Politique économique / Inflation / crise énergétique / TVA
Politique économique
Inflation / crise énergétique / TVA
La baisse de la TVA, fausse bonne idée contre la hausse des prix / D’autres instruments sont mieux adaptés pour répondre au choc énergétique
Face au choc énergétique, de nombreux États européens ont adopté des baisses de TVA sur les énergies pour contenir la hausse des prix pour les ménages, ce qui n’a pas été le cas de la France.
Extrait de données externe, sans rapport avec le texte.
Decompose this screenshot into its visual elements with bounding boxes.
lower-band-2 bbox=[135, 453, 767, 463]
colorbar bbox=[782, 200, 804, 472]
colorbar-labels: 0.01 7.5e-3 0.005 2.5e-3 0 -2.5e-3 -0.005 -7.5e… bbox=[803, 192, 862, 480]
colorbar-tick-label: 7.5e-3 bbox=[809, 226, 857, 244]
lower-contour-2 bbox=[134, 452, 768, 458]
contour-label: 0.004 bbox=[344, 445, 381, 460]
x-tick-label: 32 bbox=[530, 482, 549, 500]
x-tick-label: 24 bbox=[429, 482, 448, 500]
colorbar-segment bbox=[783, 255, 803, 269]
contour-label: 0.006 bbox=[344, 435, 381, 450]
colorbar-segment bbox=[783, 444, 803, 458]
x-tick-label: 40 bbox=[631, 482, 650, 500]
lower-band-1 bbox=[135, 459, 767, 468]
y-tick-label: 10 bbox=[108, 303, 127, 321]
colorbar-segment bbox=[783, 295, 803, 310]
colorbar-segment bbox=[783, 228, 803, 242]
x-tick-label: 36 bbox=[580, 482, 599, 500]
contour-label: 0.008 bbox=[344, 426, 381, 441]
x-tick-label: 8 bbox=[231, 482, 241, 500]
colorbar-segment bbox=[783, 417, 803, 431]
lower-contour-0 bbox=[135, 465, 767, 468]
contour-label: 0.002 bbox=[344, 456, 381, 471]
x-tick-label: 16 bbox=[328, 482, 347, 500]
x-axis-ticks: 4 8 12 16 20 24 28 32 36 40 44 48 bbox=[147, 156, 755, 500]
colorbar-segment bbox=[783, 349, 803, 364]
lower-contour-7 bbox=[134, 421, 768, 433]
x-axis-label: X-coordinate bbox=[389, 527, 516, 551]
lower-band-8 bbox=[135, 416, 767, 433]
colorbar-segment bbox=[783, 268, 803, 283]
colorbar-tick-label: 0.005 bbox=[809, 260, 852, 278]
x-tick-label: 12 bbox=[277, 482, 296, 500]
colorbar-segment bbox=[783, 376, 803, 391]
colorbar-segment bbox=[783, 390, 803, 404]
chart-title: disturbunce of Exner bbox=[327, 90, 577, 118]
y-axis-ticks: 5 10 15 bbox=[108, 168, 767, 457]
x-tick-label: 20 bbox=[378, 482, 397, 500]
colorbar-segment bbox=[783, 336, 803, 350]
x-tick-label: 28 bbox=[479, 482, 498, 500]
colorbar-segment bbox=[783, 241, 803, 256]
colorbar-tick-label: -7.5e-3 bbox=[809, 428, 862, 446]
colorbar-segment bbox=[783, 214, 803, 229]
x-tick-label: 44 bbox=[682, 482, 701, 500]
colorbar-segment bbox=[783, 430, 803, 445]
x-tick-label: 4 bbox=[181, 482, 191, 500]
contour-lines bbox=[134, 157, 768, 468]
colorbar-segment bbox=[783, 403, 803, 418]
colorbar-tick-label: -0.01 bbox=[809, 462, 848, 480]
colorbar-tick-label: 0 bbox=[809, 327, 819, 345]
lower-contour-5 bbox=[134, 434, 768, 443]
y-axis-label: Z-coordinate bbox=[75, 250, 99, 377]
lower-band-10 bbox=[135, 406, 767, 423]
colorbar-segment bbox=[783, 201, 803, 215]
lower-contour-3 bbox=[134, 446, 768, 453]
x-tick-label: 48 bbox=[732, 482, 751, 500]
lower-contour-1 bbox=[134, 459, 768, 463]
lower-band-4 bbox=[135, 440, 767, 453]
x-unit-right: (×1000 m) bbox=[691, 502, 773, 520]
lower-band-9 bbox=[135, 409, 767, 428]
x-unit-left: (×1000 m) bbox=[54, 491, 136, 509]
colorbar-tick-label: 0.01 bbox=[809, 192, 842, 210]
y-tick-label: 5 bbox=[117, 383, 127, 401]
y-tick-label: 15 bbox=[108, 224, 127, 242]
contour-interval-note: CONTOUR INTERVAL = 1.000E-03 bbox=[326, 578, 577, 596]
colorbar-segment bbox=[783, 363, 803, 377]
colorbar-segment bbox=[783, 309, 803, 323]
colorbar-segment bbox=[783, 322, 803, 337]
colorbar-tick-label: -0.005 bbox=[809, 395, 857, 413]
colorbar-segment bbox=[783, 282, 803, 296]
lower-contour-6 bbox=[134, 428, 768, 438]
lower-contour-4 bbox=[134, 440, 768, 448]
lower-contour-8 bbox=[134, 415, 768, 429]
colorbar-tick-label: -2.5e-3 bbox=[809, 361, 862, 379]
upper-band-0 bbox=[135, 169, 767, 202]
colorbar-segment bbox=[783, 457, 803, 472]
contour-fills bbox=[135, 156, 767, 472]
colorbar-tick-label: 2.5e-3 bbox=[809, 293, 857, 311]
Une étude du Conseil des prélèvements obligatoires (CPO), institution associée à la Cour des comptes présidée par Pierre Moscovici, juge inefficace une telle mesure pour contrer l’envolée de l’inflation et des factures énergétiques.
Pour faire face, le gouvernement a préféré la mise en place de mesures ciblées de soutien au revenu des ménages, plus particulièrement les plus modestes pour lesquels la hausse des prix de l’énergie se répercute davantage. C’est l’ambition affichée du "bouclier tarifaire", destiné à protéger l’ensemble des foyers, et du chèque énergie, qui apporte un soutien complémentaire ciblé sur les ménages les plus vulnérables. Au total, le coût net de l’ensemble des mesures s’élèverait à 22,1 milliards d’euros en 2022 et leur coût prévisionnel à 17,3 milliards en 2023. Il permettrait ainsi de réduire l’inflation de 2,1 points en 2022 et jusqu’à 3,6 points en 2023.
Moins ciblée et plus coûteuse
Moins ciblée, la baisse de la TVA serait également plus coûteuse. "Le chèque énergie protège davantage les ménages modestes qu’une baisse de la TVA pour un coût moindre pour les finances publiques", souligne l’étude du CPO. En effet, à la différence d’une baisse de TVA, qui profite à tous les ménages et n’est donc pas un "outil redistributif pertinent", le chèque énergie constitue un "instrument ciblé", dans la mesure où la mesure dépend du niveau de vie et non de la valeur consommée.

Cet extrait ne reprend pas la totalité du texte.